Que la mayoría de teorías pedagógicas hoy hegemónicas, y que el consiguiente modelo educativo inspirado en ellas, consista precisamente en arrojar la escalera en nombre de otros que ya no podrán subirla, es precisamente lo que denunciaremos como un modelo educativo aberrante y engañoso, al cual subyace un proyecto monolítico y de pensamiento único educativo, reconocido o no, de vocación claramente totalitaria en su versión más sofisticada e hipócrita.
Por más que dichas teorías se presenten como supuestamente emancipadoras. Porque de lo único que resulta que nos «liberan» es de la capacidad de superación de la minoría de edad culpable, manteniéndonos en ella bajo su tutela. Aquella minoría de edad culpable que Kant nos exhortaba a superar a través del conocimiento, a través del sapere aude[8] que convirtió en divisa de la Ilustración. Un principio que, por más inútil que les pueda parecer a algunos, seguiremos invocando como un derecho universal inalienable e imperecedero.
[1] Ludwig Wittgenstein (1889-1951), es uno de los filósofos más importantes del siglo XX, muy especialmente en el campo de la llamada filosofía analítica. Austríaco de nacimiento, fue discípulo de Bertrand Russell en Cambridge y acabó nacionalizado británico. La cita de la escalera se corresponde a su obra Tractatus Logico Philosophicus, 6.54 (1921).
[2] PISA (Program for International Student Assesment), Informe del Programa Internacional para la Evaluación de Estudiantes, es un estudio que realiza la OCDE para medir el rendimiento de los alumnos de 15 años en Matemáticas, Ciencia y Lectura, con el objetivo de mejorar las políticas de educación, a partir de los resultados obtenidos en exámenes estandarizados realizados por distintas muestras de alumnos de los países miembros. No es una evaluación del alumno, sino del sistema educativo en que se está formando.
[3] Gabriel Heller Sahlgren, Real finnish lessons, Londres, Centre for Policy Studies, 2015.
[4] La frase literal con que comienza esta obra de K. Marx y F. Engels es: «Un fantasma recorre Europa, el fantasma del comunismo…».
[5] Se entiende por fracaso escolar la no obtención del título de graduado en ESO, y por abandono escolar prematuro, la no prosecución de estudios reglados tras la finalización de la ESO, o su no conclusión.
[6] Manfred Spitzer (1958) es un psiquiatra y neurocientífico alemán –autor de Demencia digital (2013)– que recomienda prohibir la utilización de tecnologías digitales en el sistema educativo, muy especialmente en las edades más tempranas, y solo introducirlas con cuentagotas a medida que los alumnos van madurando y consolidando conceptos básicos a lo largo de su etapa escolar.

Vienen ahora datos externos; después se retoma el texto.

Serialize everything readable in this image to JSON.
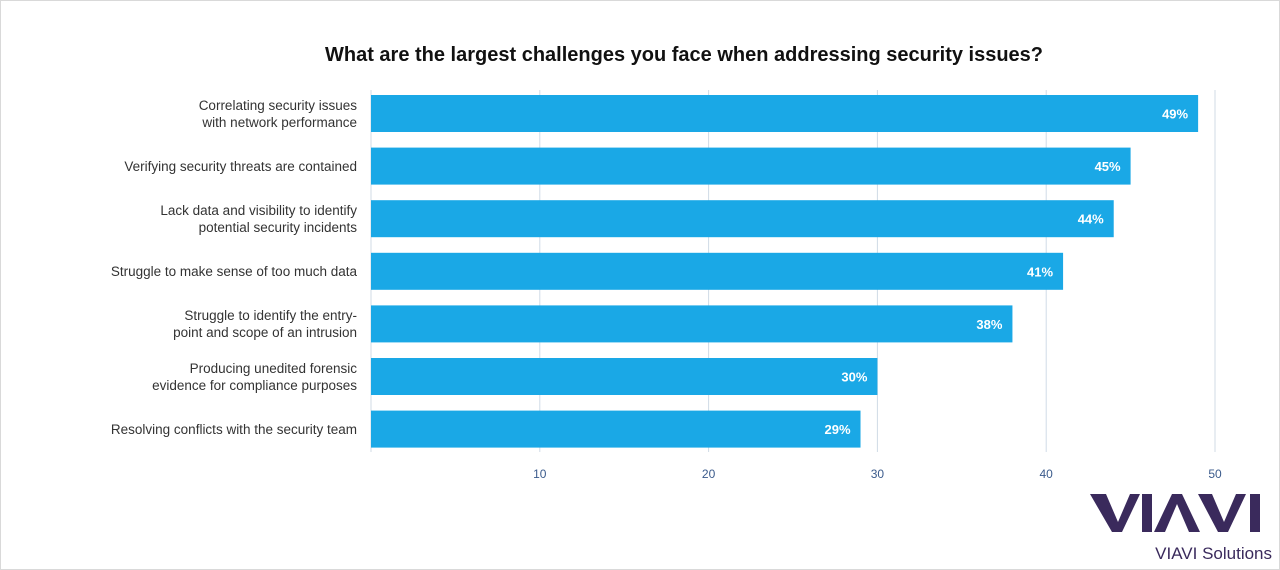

[7] En su interesante De Tales a Newton (Juan Meléndez, 2013), su autor, físico y profesor universitario, manifestaba su estupefacción ante el hecho de que en tercer curso de universidad, la mayoría de estudiantes de Física se mostraran convencidos de que en la Edad Media se creía todavía que la Tierra era plana. Un ejemplo claramente indiciario de la desubicación conceptual que aquí estamos denunciando.
[8] Sapere aude: Atrévete a saber; I. Kant (1724-11804): Respuesta a la pregunta ¿qué es Ilustración? (1784).